OLG München Beschl.v. 10.1.2007 34 SchH 014/06; RKS A 1 Nr. 155
Aus dem Sachverhalt:
Im Gesellschaftsvertrag über eine stille Beteiligung vereinbarten die Parteien u.a.:
§ 12 Schiedsvertrag: (1) Über alle Streitigkeiten aus diesem Vertrag entscheidet unter Ausschluss des ordentlichen Rechtswegs ein Schiedsgericht. (2) Das Schiedsgericht entscheidet nach den Bestimmungen eines gesondert abzuschließenden Schiedsvertrages, der Bestandteil dieses Vertrages ist.
Eine Vereinbarung gemäß § 12 (2) wurde weder zeitgleich mit dem Gesellschaftsvertrag noch in der Folgezeit abgeschlossen. Im Rechtsstreit auf Rückzahlung der geleisteten Einlage vor dem Landgericht T. erhob die Beklagte die Schiedseinrede. Das Landgericht hat bisher nicht entschieden. Die Antragstellerin als Klägerin beantragt, die Unzulässigkeit des Schiedsverfahrens festzustellen.
Aus den Gründen:
Dem Antrag fehlt das Rechtsschutzbedürfnis, weil bereits ein Hauptsacheverfahren vor einem staatlichen Gericht rechtshängig ist und dort die Schiedseinrede nach § 1032 Abs. 1 ZPO erhoben wurde.

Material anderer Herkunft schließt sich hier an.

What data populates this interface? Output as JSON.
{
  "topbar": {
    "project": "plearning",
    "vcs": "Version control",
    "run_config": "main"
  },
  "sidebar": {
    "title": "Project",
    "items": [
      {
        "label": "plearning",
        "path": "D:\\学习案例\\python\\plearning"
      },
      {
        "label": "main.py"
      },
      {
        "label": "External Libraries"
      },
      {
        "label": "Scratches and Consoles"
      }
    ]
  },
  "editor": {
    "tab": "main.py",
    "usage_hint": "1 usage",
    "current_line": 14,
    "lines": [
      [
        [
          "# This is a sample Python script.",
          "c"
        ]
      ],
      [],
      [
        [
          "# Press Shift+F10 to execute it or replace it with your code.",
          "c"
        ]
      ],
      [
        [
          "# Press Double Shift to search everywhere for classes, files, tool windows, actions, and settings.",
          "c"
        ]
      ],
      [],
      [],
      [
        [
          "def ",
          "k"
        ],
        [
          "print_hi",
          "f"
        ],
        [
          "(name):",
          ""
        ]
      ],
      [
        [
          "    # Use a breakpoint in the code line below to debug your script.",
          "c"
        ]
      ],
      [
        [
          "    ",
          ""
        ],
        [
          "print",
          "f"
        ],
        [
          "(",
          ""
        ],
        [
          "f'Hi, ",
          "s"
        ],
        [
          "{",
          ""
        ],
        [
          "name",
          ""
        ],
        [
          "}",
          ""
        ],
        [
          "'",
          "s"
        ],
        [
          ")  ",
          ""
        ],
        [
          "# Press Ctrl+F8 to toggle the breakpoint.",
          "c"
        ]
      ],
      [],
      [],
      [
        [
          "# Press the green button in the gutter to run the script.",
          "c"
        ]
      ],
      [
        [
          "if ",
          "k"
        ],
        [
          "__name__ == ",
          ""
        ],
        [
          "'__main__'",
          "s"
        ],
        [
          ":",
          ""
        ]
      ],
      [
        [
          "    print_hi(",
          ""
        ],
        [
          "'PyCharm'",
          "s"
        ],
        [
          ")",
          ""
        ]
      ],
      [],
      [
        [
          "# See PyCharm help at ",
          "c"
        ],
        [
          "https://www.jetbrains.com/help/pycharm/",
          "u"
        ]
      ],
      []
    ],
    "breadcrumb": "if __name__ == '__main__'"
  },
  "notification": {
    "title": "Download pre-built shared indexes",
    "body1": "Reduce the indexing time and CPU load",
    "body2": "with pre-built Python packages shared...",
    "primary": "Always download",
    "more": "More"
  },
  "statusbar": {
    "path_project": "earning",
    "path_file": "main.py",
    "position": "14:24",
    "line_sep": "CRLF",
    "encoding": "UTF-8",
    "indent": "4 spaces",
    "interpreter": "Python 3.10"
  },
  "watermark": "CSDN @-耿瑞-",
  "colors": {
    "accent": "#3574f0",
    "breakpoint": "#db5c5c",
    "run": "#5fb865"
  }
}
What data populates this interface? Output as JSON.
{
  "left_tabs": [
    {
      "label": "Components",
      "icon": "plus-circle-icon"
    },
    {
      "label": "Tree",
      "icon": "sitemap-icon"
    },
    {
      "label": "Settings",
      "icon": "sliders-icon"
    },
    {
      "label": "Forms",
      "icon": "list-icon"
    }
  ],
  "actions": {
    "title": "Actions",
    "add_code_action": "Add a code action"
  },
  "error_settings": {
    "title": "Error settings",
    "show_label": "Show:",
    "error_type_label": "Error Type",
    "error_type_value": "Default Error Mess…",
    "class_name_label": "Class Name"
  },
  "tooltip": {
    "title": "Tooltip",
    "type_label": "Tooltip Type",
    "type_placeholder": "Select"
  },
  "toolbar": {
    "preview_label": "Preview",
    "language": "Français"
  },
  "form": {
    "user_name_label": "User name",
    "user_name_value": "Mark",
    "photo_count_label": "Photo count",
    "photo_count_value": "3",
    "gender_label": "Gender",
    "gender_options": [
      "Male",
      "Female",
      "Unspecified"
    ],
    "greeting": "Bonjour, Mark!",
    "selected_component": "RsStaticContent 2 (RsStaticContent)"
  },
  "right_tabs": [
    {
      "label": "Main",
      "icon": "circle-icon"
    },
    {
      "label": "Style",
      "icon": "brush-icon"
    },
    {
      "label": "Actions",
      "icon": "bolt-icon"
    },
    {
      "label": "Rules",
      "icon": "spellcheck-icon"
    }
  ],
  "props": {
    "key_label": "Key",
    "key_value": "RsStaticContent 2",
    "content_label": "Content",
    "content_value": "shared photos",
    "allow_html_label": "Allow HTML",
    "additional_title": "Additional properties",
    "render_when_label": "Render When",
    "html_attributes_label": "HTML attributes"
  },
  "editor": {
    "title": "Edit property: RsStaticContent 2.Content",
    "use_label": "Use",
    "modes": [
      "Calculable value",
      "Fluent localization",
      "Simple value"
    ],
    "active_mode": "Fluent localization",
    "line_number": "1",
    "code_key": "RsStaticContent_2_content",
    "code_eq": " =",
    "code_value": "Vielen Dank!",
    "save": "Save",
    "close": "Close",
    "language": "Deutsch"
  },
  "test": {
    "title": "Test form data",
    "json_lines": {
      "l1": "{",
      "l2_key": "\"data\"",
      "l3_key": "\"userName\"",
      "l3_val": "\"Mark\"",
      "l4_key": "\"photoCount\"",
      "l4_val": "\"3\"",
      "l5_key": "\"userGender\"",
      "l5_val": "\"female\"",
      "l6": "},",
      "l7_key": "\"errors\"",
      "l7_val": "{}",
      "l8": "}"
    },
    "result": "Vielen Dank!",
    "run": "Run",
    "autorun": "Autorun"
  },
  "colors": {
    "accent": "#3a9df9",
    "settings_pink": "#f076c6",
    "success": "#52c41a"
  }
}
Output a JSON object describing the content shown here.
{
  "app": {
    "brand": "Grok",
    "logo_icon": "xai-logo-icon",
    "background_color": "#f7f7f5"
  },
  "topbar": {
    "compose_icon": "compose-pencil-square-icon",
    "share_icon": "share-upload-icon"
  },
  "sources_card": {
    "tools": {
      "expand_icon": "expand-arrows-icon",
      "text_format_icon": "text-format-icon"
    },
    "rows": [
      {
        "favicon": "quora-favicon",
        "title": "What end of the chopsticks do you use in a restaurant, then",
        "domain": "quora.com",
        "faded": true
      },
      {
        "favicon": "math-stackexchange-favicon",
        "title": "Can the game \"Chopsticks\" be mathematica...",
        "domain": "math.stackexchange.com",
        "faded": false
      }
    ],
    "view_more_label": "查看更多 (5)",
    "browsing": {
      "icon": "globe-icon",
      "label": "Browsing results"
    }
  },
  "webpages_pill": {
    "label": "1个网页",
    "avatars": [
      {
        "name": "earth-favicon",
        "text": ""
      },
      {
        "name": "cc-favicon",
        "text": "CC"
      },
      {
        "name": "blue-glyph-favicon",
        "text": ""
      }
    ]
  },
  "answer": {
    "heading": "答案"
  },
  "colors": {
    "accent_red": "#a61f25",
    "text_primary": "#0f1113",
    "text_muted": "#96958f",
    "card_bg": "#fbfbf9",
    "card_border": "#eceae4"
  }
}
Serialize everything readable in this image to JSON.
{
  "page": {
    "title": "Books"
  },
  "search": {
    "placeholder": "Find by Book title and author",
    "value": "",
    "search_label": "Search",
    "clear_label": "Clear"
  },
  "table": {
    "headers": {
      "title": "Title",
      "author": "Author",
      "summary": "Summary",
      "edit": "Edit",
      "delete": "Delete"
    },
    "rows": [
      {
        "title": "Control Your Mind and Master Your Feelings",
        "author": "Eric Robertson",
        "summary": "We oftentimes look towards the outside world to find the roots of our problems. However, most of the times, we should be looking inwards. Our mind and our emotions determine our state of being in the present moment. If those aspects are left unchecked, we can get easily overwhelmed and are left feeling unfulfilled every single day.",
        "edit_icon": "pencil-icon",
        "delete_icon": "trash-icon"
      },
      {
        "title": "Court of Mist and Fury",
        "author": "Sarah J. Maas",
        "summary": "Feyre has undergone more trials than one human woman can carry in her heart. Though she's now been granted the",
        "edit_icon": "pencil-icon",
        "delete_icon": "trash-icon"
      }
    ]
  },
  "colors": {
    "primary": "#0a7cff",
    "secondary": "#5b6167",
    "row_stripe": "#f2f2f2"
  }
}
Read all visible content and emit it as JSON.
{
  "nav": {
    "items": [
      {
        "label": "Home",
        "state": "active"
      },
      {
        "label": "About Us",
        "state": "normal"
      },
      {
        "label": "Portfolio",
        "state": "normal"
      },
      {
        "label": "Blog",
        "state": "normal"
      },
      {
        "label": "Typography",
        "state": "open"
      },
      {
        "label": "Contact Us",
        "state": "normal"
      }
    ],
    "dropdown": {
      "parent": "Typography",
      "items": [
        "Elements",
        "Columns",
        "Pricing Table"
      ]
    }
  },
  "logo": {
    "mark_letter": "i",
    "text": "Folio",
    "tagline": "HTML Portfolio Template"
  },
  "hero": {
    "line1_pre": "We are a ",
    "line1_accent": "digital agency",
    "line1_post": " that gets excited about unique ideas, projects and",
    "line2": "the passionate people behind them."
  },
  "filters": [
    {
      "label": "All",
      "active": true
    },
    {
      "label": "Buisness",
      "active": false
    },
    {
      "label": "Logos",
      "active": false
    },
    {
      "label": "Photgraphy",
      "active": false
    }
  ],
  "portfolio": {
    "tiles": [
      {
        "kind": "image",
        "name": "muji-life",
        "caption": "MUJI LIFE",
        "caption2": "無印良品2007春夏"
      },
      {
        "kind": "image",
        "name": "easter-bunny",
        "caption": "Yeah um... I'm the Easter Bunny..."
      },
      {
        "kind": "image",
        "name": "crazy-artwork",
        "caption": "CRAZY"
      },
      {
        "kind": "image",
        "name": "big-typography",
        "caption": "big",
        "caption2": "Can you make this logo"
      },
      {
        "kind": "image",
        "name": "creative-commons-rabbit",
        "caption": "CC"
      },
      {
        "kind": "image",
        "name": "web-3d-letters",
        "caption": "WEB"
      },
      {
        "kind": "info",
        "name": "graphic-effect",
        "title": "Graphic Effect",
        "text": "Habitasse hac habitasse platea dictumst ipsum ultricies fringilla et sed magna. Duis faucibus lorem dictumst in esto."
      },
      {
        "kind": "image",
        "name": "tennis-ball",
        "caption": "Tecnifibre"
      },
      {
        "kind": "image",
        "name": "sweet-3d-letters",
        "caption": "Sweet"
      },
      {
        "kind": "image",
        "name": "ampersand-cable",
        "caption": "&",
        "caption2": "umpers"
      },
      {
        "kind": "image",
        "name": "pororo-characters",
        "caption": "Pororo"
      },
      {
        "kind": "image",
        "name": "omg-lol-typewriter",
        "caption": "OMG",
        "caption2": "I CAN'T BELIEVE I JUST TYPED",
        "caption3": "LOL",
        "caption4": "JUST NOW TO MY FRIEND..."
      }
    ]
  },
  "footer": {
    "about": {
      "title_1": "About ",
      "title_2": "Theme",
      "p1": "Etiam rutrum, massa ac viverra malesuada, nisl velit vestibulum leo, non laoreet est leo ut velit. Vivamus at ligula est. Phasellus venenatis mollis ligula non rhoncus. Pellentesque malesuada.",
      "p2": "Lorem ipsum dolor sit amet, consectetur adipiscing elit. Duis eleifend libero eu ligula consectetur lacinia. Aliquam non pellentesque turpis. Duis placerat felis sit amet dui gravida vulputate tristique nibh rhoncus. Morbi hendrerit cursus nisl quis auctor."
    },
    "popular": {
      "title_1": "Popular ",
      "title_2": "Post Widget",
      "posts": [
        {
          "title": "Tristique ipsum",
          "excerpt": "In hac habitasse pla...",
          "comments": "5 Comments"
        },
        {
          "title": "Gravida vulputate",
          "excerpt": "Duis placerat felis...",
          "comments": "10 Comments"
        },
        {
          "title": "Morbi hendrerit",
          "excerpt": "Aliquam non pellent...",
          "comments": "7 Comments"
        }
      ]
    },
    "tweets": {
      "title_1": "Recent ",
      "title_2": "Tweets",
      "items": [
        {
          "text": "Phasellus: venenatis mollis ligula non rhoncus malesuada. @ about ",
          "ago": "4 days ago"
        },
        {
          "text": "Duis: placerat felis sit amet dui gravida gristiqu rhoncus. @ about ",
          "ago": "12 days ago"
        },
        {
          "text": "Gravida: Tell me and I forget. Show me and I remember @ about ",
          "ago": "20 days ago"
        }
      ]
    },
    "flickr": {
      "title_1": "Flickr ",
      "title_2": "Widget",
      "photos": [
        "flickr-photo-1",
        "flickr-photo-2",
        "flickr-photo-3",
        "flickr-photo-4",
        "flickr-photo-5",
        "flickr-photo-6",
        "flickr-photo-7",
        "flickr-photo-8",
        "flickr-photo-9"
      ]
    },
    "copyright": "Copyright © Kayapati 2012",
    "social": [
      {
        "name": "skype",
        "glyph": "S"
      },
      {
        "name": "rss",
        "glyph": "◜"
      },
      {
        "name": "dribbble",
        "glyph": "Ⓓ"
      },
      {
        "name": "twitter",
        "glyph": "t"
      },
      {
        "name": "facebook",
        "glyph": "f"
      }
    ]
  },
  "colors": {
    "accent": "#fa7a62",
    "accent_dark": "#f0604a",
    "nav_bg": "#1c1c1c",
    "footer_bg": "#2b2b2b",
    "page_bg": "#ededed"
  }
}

Die ZPO bietet drei verschiedene Wege zur Klärung der Frage, ob anstelle staatlicher Gerichte ein Schiedsgericht zuständig ist. Zum einen kann der Beklagte vor dem erstinstanzlich zuständigen Gericht nach § 1032 Abs. 1 ZPO die Schiedseinrede erheben, zum zweiten kann ein Antrag an das zuständige OLG auf Feststellung der Zulässigkeit oder Unzulässigkeit eines schiedsrichterlichen Verfahrens nach § 1032 Abs. 2, § 1062 Abs. 1 Nr. 2 ZPO gestellt werden, und zum dritten besteht die Möglichkeit, die Unzuständigkeit des Schiedsgerichts im schiedsrichterlichen Verfahren nach § 1040 Abs. 1 S. 1 ZPO geltend zu machen. Das Gesetz enthält zwar Regelungen über das Verhältnis des schiedsrichterlichen Verfahrens gegenüber dem Verfahren vor den staatlichen Gerichten, nicht jedoch eine Bestimmung über das Rangverhältnis von § 1032 Abs. 1 ZPO und § 1032 Abs. 2 ZPO untereinander. In Übereinstimmung mit der Entscheidung des Bayerischen Obersten Landesgerichts vom 7.10.2002 (4 Z Sch 8/02 RKS 1 Nr. 120 = SchiedsVZ 2003, 188 f. mit zustimmender Anmerkung Busse) sieht der Senat grundsätzlich kein sachliches Bedürfnis für die Durchführung eines gesonderten Feststellungsverfahrens nach § 1032 Abs. 2 ZPO, wenn die Verfahrensbeteiligten zum Zeitpunkt der Antragstellung nach § 1032 Abs. 2 ZPO bereits in einem Hauptsacheverfahren nach § 1032 Abs. 1 ZPO über die Zulässigkeit des schiedsrichterlichen Verahrens streiten. Regelmäßig wird das Hauptsachegericht eine Entscheidung über die streitige Schiedsklausel treffen, indem es die Klage entweder als unzulässig abweist oder in der Sache selbst entscheidet, und damit die Unsicherheit zwischen den Parteien über die Wirksamkeit der Schiedsvereinbarung beseitigen (Musielak/Voit ZPO 5. Aufl. § 1032 Rd-Nr. 12 m.w.N.). Überzeugende Gründe, weswegen sich ein weiteres Gericht parallel dazu mit der gleichen Fragestellung befassen soll, sind nicht ersichtlich. Die ASt. legt auch keine besonderen Umstände dar, weshalb gerade im vorliegenden Fall eine Entscheidung im bereits anhängigen Rechtsstreit nicht zu einer hinreichenden Klärung über die Geltung der strittigen Schiedsklausel führen sollte.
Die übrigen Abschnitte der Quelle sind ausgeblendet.